I’m pretty psyched on the Wait Stats stuff in actual execution plans. I hope it eventually comes in some form to cached plans, or at least Query Store plans, but this is a good start! Even if it’s just averages, it’d be nice to know what plans were usually waiting on. Ditto the CPU and elapsed time. Brilliant additions that I can’t wait to see more of.

CREATE OR ALTER is so much nicer than the ol’ OBJECT_ID song and dance. I still can’t use it, on account of all the backwards compatibility our scripts have to deal with. Is there an EOL on SQL Server 2014 yet?

Getting IFI and LPIM info via DMVs is also pretty sweet.

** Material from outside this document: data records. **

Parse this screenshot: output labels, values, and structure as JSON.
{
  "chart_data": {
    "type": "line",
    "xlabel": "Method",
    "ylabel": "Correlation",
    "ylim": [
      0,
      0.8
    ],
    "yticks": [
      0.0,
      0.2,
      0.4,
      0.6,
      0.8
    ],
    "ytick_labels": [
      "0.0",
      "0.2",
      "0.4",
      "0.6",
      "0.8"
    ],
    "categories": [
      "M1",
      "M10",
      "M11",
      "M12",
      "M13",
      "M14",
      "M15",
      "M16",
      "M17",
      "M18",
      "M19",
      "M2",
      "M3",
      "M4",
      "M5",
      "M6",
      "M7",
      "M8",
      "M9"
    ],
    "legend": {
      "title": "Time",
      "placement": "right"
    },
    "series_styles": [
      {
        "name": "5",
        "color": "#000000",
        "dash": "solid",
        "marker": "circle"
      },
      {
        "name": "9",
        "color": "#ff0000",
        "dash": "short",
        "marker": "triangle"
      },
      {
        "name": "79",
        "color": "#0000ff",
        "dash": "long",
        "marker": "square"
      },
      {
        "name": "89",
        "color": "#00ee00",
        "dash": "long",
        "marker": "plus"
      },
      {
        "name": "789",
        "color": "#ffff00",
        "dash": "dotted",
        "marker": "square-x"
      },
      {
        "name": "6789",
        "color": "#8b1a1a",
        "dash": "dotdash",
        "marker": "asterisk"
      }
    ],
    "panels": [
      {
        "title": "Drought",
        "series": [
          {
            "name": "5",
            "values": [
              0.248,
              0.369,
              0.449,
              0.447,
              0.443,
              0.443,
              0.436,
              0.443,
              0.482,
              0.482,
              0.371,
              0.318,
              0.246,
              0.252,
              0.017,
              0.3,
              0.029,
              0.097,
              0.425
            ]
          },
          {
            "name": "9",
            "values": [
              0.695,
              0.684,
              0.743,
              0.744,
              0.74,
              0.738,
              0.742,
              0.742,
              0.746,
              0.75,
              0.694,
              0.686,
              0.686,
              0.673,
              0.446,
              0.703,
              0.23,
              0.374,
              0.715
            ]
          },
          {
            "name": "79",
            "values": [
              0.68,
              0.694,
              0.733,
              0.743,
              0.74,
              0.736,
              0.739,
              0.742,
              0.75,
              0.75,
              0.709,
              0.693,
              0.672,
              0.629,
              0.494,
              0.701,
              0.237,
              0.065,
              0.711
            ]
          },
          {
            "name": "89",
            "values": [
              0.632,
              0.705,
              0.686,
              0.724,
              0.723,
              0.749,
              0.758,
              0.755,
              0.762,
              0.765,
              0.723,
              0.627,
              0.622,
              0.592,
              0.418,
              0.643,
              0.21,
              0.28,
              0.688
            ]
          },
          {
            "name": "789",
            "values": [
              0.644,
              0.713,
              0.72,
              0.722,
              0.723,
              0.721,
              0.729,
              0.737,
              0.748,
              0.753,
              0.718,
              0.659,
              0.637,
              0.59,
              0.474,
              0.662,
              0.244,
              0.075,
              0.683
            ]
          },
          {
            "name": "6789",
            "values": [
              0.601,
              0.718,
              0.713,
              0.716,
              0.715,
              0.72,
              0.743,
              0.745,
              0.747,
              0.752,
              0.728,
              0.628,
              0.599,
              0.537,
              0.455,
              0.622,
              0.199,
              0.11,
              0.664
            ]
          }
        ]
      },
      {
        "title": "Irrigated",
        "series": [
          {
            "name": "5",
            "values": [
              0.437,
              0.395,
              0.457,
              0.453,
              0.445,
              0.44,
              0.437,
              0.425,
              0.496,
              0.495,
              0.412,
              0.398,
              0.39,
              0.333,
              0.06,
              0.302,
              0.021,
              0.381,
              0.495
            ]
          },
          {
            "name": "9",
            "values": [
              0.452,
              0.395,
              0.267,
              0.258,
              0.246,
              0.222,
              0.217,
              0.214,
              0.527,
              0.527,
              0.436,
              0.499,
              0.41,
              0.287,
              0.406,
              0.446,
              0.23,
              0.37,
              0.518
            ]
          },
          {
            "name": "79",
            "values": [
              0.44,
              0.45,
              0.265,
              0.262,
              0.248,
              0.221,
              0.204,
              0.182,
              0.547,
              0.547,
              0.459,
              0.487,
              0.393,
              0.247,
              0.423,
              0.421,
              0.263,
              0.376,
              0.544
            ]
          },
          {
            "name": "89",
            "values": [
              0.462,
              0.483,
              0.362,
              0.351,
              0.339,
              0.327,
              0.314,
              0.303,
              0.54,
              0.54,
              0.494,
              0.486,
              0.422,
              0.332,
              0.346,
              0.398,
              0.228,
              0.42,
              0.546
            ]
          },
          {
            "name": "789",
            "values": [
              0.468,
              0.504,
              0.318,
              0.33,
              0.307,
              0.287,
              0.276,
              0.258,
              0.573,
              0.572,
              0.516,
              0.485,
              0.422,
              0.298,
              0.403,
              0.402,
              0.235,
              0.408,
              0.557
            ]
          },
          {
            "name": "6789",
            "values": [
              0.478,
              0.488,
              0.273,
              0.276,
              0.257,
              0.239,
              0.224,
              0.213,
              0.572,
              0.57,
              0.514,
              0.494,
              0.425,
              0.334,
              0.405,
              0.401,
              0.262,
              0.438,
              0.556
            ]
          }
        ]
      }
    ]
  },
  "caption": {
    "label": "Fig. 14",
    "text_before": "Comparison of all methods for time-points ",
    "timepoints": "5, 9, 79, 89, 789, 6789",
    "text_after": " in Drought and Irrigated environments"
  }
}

We’ll have those in Blitz soon, I’m sure, along with the Database Scoped configurations.

Overall, there’s a nice range of stuff that got added. It’s an exciting time to be working with SQL Server.

But oh wait, what’s that?

If you head over to the vNext page, there are two things on there that make downright amorous.

Clustered Columnstore Indexes now support LOB columns (nvarchar(max), varchar(max), varbinary(max)).
The STRING_AGG aggregate function has been added.

Oh my. That’s awesome. Beyond awesome. Right now, if you have tables with MAX datatype columns (and who doesn’t really?), you can either create nonclustered ColumnStore indexes around those columns, or you can move them off to another table and drop them from your main table to create a clustered ColumnStore index. Ask me about the night I spent converting the StackOverflow database to ColumnStore. I was so tired, I didn’t even do any experiments with it afterwards.

And that second one? STRING_AGG? Be still my heart. You’re killing me. It’s not just that it’s going to exist, it’s that I hope I had something to do with it existing. I may not have, but it feels nice to feel like you’re being heard. Right?

Are you there Microsoft? It’s me, Erik.

See, a while back I wrote a couple posts about Oracle and Postgres features I’d like to see in SQL Server. And while stuff like unlogged tables (my Connect Item for that got unceremoniously closed, but Brent’s is still alive) didn’t make it, some really cool stuff is in the pipeline. Being able to easily create delimited strings was one of the items in my Postgres post, and Adaptive Plans was something I mentioned in the Oracle post. Head on over to the link for some positing on what that might mean for SQL Server that I largely agree with. I’m imagining a world without parameter sniffing. It’s a beautiful place. It’s basically the party scene from PCU, except forever.

Again, I’m not saying I’m the reason for these features coming about. It’s just super cool to write about something, and then see it start to happen. Even though my Connect Item that got fixed doesn’t appear to be in SP1 or vNext, it’s still pretty rad that it will be in the future. Probably. In some form.

I got to talk to a few people from Microsoft at PASS, like Joe Sack, and they had some truly interesting things to talk about that are coming to SQL Server. Hopefully nothing that will put query tuners out of business, but hey, I’ve always wanted to take up water colors and drink wine all day. Buck Woody talked about R, and even though I didn’t understand any of it, it made me want to. I’m also probably lucky Kevin Farlee didn’t shiv me when I asked about the internals of Direct Seeding. Overall, it was a nice afternoon.

I think the functionality coming to SQL Server is great. Even if it’s not making it in there because I asked for it in a blog post, thanks for making me look all prescient and stuff!

And thanks for reading!

Brent says – For a while there, we were hearing that DBAs needed to learn Azure SQL DB or they were dead meat walking. Microsoft’s newfound love of the boxed product is a great sign that they understand the realities of development – some apps just don’t work in Azure SQL DB, and some companies just won’t adopt it – and there’s still a lot of real money to be made in the boxed product.